Fast Rate Learning in Stochastic First Price Bidding

Juliette Achddou (ENS Paris)*; Olivier Cappé (ENS Paris); Aurélien Garivier (ENS Lyon)


First-price auctions have largely replaced traditional bidding approaches based on Vickrey auctions in programmatic advertising. As far as learning is concerned, first-price auctions are more challenging because the optimal bidding strategy does not only depend on the value of the item but also requires some knowledge of the other bids. They have already given rise to several works in sequential learning, many of which consider models for which the value of the buyer or the opponents' maximal bid is chosen in an adversarial manner.

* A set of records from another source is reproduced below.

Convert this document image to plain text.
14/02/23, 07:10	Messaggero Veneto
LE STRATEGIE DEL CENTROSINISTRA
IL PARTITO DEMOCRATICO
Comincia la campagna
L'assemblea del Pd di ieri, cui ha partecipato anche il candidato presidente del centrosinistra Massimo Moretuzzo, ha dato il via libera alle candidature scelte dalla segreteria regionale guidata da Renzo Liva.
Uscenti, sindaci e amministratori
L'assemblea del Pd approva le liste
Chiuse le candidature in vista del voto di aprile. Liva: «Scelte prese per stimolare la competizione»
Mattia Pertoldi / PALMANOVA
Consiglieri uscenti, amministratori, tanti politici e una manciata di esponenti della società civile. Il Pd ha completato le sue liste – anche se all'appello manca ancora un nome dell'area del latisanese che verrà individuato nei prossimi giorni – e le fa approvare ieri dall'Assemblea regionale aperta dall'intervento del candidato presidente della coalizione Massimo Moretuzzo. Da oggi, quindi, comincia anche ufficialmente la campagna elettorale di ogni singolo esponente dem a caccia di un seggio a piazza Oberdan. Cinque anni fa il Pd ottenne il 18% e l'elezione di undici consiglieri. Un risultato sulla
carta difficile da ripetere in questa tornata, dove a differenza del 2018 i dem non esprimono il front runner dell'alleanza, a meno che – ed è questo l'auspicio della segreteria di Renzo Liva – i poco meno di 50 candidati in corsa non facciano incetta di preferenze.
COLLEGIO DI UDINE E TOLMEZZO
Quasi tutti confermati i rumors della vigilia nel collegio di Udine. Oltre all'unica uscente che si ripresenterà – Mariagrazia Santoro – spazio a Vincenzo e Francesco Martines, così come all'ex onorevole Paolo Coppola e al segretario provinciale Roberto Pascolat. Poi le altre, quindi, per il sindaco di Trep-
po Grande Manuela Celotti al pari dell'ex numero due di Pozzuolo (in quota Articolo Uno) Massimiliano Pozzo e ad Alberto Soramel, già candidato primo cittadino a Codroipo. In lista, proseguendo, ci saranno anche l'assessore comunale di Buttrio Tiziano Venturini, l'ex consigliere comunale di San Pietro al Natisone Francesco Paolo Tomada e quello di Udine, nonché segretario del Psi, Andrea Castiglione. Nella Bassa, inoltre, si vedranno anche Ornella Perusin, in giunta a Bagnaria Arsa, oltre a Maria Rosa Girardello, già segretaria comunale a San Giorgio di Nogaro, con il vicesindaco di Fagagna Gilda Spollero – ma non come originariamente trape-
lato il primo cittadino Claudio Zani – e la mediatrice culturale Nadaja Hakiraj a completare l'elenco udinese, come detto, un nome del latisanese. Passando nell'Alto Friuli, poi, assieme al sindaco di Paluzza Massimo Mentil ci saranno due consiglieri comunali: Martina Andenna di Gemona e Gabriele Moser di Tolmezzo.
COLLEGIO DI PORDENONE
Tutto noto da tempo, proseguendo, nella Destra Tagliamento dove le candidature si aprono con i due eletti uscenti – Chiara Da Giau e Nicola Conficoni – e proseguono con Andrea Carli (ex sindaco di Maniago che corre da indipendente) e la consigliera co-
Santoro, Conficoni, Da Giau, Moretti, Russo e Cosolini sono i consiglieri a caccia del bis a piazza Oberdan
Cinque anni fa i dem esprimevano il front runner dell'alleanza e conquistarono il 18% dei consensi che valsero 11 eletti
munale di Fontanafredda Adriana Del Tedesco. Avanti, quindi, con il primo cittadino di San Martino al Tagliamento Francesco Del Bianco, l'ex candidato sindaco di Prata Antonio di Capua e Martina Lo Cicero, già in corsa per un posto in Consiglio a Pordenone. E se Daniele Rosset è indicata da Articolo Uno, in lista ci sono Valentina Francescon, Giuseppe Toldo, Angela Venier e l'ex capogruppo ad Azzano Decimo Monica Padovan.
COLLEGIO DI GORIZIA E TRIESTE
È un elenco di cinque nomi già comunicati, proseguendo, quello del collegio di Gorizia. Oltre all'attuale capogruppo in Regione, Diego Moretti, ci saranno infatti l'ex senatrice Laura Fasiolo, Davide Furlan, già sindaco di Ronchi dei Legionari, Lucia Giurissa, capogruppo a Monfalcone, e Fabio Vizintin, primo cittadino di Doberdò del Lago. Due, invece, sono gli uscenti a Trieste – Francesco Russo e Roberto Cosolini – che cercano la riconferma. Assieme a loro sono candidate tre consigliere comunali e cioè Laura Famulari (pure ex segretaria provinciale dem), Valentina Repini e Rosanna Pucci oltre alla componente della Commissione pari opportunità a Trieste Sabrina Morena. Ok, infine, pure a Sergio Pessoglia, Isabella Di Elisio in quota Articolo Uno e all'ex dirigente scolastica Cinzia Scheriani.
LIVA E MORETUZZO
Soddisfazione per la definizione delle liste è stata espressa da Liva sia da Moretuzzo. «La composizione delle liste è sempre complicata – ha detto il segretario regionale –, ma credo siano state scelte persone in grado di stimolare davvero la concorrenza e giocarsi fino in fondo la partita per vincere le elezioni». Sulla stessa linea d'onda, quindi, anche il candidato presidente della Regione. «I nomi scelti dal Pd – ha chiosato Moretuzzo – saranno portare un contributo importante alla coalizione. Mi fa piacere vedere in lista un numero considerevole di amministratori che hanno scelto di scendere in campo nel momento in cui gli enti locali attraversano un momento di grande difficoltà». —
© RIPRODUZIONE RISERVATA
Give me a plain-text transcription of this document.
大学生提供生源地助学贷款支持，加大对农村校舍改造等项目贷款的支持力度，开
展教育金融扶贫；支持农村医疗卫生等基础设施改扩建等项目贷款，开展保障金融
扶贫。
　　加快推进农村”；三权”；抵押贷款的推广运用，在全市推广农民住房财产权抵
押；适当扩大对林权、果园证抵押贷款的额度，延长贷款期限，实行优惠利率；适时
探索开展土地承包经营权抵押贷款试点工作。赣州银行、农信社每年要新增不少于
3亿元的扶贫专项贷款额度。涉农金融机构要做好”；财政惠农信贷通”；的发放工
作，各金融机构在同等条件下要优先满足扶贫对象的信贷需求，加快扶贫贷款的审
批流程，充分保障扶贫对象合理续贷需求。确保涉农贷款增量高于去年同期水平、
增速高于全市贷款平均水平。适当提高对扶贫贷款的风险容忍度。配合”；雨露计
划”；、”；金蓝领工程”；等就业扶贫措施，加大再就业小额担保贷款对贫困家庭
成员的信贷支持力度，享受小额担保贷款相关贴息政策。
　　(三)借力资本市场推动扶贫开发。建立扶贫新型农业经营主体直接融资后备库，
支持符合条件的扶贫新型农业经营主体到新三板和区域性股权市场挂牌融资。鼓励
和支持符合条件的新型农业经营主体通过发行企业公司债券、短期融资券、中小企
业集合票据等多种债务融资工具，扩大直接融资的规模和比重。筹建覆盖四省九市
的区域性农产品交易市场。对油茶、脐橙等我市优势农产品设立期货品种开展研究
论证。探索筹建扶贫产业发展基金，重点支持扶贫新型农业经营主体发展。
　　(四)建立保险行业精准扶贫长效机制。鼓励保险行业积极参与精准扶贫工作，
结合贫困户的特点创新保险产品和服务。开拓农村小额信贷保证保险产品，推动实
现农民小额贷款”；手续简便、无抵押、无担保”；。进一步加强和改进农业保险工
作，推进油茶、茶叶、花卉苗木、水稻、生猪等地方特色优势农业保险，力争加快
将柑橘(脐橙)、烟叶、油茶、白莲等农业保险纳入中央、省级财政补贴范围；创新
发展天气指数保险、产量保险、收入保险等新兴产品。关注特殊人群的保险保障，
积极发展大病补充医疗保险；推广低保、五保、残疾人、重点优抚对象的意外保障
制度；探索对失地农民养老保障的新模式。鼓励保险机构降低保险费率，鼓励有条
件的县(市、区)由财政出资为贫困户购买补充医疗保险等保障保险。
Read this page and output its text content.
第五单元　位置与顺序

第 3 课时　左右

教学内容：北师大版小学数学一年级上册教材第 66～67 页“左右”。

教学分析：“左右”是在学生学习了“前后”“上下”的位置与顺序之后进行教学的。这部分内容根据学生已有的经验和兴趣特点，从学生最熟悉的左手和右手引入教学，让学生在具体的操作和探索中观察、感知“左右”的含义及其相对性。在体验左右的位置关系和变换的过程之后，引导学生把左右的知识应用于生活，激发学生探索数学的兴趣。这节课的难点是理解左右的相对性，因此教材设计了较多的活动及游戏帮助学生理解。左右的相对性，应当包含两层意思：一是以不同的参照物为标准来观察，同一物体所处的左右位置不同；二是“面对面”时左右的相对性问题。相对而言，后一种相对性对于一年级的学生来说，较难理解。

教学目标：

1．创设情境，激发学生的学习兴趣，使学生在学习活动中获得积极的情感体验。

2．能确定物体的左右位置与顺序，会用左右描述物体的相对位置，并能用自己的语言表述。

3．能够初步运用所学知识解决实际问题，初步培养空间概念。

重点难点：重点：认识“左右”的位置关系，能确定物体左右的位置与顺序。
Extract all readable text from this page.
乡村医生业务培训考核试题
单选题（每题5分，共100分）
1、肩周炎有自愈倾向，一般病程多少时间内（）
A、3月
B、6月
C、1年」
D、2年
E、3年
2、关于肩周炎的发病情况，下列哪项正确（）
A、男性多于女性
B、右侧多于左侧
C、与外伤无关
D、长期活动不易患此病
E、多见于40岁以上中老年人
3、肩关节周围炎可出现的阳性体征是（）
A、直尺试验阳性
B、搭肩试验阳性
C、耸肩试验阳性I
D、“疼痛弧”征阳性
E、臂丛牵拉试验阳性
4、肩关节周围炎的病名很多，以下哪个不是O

Even in the simplest settings, this gives rise to algorithms whose regret grows as $\sqrt{T}$ with respect to the time horizon $T$. Focusing on the case where the buyer plays against a stationary stochastic environment, we show how to achieve significantly lower regret: when the opponents' maximal bid distribution is known we provide an algorithm whose regret can be as low as $\log^2(T)$; in the case where the distribution must be learnt sequentially, a generalization of this algorithm can achieve $T^{1/3+ \epsilon}$ regret, for any $\epsilon>0$. To obtain these results, we introduce two novel ideas that can be of interest in their own right. First, by transposing results obtained in the posted price setting, we provide conditions under which the first-price bidding utility is locally quadratic around its optimum. Second, we leverage the observation that, on small sub-intervals, the concentration of the variations of the empirical distribution function may be controlled more accurately than by using the classical Dvoretzky-Kiefer-Wolfowitz inequality. Numerical simulations confirm that our algorithms converge much faster than alternatives proposed in the literature for various bid distributions, including for bids collected on an actual programmatic advertising platform.